Despite the many remaining challenges to achieve an “AIDS-free generation,” “the fact remains that right now today, in the summer of 2012, 31 years after the first case was reported, there is no excuse, scientifically, to say we cannot do it,” said Dr. Anthony Fauci, director of the National Institute of Allergy and Infectious Diseases.
“What we need now is the political, organizational and individual will to implement what science has given us,” he said at a media briefing by the Journal of the American Medical Association (JAMA) at the 19th International AIDS Conference in the District.
Dr. Fauci recalled how he became an “AIDS physician” in summer 1981, when the first cases of the deadly sicknesses were reported in a group of gay men in Los Angeles. Back then, “the only thing we could do was put Band-Aid on hemorrhages” of desperately ill patients, Dr. Fauci said.
But the discovery of the virus, HIV testing, antiretroviral therapy — which decreases HIV viral load to undetectable levels and decreases the likelihood of transmission — combined with prevention and global campaigns against the disease, have all begun to force down the trajectory of the disease, he said.
“We still have a long way to go” to end the epidemic, as worldwide, there are 2.5 million new HIV infections, 1.7 million deaths, and 34 million people living with HIV, he said. But “if you go from 2.7 million new infections a year to 2.5 million, that’s good because you’ve gone down.”
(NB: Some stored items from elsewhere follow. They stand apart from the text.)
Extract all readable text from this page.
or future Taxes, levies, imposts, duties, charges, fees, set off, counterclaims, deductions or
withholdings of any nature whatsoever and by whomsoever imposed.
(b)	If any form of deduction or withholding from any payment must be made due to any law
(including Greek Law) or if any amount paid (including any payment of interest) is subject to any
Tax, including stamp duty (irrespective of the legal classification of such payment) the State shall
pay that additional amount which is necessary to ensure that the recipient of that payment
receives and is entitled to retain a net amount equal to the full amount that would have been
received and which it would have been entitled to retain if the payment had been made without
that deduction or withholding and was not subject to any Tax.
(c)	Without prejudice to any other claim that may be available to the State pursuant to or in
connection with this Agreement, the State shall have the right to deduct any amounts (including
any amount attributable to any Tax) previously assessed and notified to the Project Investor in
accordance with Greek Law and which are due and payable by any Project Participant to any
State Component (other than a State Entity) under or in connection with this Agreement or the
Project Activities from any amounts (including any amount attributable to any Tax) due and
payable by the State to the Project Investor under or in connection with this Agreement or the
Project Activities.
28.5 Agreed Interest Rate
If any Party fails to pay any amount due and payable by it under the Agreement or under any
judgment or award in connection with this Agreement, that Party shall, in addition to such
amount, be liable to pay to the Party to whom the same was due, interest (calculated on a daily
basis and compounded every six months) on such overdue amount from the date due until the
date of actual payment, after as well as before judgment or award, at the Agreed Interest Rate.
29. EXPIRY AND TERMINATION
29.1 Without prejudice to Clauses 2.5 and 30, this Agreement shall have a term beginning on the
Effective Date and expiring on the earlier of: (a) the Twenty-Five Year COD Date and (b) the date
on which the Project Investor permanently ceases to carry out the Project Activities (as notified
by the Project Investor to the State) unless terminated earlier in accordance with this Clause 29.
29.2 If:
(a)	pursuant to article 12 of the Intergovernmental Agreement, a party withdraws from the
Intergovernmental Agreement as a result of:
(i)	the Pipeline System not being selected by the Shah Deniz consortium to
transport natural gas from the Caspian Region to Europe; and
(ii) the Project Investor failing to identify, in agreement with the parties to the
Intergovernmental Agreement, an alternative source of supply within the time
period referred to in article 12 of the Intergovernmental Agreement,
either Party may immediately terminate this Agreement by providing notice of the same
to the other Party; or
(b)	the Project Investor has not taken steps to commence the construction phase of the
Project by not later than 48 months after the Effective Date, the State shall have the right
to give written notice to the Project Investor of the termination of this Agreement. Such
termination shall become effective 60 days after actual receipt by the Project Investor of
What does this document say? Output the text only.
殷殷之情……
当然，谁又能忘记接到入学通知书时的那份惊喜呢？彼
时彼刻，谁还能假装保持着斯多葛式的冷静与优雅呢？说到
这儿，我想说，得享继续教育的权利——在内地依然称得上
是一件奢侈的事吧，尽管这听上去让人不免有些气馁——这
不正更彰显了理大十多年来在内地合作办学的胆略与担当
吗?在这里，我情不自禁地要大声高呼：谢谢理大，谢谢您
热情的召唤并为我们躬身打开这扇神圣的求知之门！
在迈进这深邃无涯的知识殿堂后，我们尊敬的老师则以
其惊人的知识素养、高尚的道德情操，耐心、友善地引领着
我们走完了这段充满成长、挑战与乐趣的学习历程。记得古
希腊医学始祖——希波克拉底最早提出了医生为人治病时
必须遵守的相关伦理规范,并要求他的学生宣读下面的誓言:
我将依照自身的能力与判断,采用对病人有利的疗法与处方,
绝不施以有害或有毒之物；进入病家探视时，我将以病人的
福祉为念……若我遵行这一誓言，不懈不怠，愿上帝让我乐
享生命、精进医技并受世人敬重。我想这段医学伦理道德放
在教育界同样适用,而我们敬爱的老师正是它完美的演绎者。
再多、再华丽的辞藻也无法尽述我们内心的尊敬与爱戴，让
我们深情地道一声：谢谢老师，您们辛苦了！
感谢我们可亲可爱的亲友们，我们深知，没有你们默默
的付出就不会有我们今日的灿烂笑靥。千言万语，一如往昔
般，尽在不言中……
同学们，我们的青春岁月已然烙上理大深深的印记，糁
The opening session of AIDS 2012 is slated to begin at 7 p.m. Sunday with remarks from conference co-chairwomen Elly Katabira, president of the International AIDS Society and Diane Havlir, chief of HIV/AIDS division at the University of California at San Francisco; Health and Human Services Secretary Kathleen Sebelius; District Mayor Vincent Gray; and Michel Sidibe, executive director of UNAIDS.
At the JAMA briefing, new research showed that in the United States, 16 percent of the 191,697 persons diagnosed with HIV/AIDS from 2007 to 2010 were foreign-born.
Centers for Disease Control and Prevention (CDC) data does not indicate people’s date of entry into the U.S., “so it is not possible to know whether HIV infection preceded or followed immigration,” said the authors, which included CDC researcher H. Irene Hall.
Of the 31,000 foreign-born persons in the U.S. with HIV, about 74 percent were male. The most common ethnic background was Hispanic (58 percent), followed by foreign-born black (28 percent). The most common way HIV was transmitted among males was homosexual sex (71 percent) and heterosexual sex for females (92 percent).
Language and cultural barriers may prevent these persons from seeking help, said Ms. Hall, noting that the foreign-born category included naturalized citizens, students, skilled workers, family members of U.S. citizens, refugees and undocumented persons.